Les états doivent transposer les directives communautaires dans un délai impartis. On transpose soit par une loi, soit par un règlement (acte administratif).  L’administration peut engager sa responsabilité en cas de non transposition de la directive dans le délai impartis comme l’a déduit le Conseil d’Etat dans un arrêt de 1992 « Société Arizona Tobacco Product » Le Conseil d’État avait déjà reconnu le principe de la responsabilité extracontractuelle de l’Etat pour violation du droit communautaire. La Haute juridiction retient avec l’arrêt « Société Arizona Tobacco products » France un régime de responsabilité pour faute de l’Etat, qui vient remplacer le précédent régime de responsabilité sans faute. L’arrêt admet ainsi qu’il est possible de demander réparation du préjudice issu de l’illégalité d’un acte réglementaire contraire au droit communautaire, au besoin après que la loi qui lui sert de fondement ait été écartée. De même les autorités nationales ne peuvent légalement laisser subsister des dispositions réglementaires qui ne seraient plus compatibles avec les objectif définis par les directives communautaires ou adoptés de nouvelles dispositions réglementaires qui seraient contraires aux objectifs de cette directive. Dans l’hypothèse où la directive n’a pas été transposé dans les délais impartis le Conseil d’Etat rend une décision en 1989 : « Compagnie Alitalia » où il institue la faculté pour tout administré de demander, sans condition de délai, à l'administration d'abroger les actes réglementaires illégaux dès l'origine ou devenus illégaux du fait d'un changement dans les circonstances de fait ou de droit. La non-transposition d’une directive peut faire l’objet d’une procédure de manquement devant la Cour de justice de l’Union européenne. Les États membres ont le devoir d’informer la Commission sur les mesures prises pour l’application de la directive.

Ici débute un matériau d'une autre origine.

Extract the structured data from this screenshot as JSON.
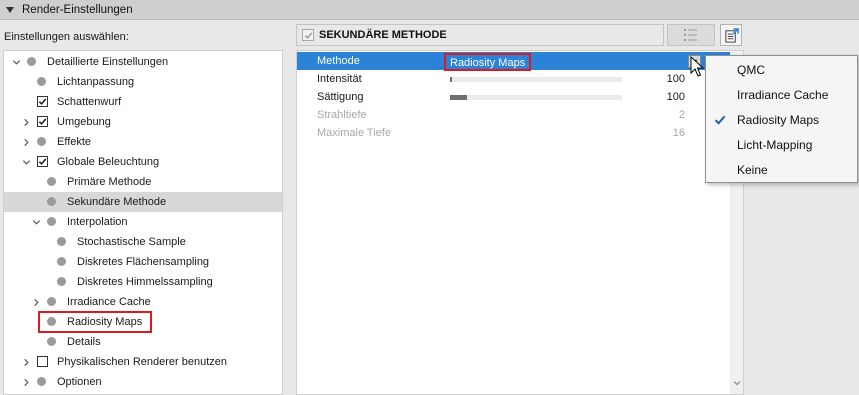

  1. Mais ceux-ci disposent d'une latitude dans les mesures à prendre

Les directives Européennes définissent les objectifs que les Etats doivent atteindre mais ceux-ci demeurent libre des moyens à mettre en œuvre. Le conseil d’Etat le confirme son arrêt du 22 Décembre 1978 en venant dire que « il ressort clairement de l'article 189 du traité du 25 mars 1957 que si ces directives lient les Etats membres "quant au résultat à atteindre" ». On voit qu’ici le conseil d’Etat rappel vocation de la directive, à savoir de donner des objectifs de résultat. Il poursuit en disant que « pour atteindre le résultat qu'elles définissent, les autorités nationales sont tenues d'adapter la législation et la réglementation des Etats membres aux directives qui leur sont destinées ». Ainsi le Conseil d’Etat précise que le but d’une directive Européenne est bien d’obliger les Etats membres à modifier leur droit national afin de tendre à atteindre les objectifs. Mais le conseil d’Etat vient préciser que « ces autorités restent seules compétentes pour décider de la forme à donner à l'exécution des directives et pour fixer elles-mêmes, sous le contrôle des juridictions nationales, les moyens propres à leur faire produire effet en droit interne ». Ainsi c’est bien dans ce passage de l’arrêt Cohn-Bendit que l’on voit la latitude dont dispose les Etats membres pour appliqué les directives Européennes. En effet bien que l’objectif soit fixé, les Etat dispose de tous les moyens juridiques pour faire évoluer leur droit interne. C’est ainsi que les directives Européennes n’entache pas la suprématie législative étatique.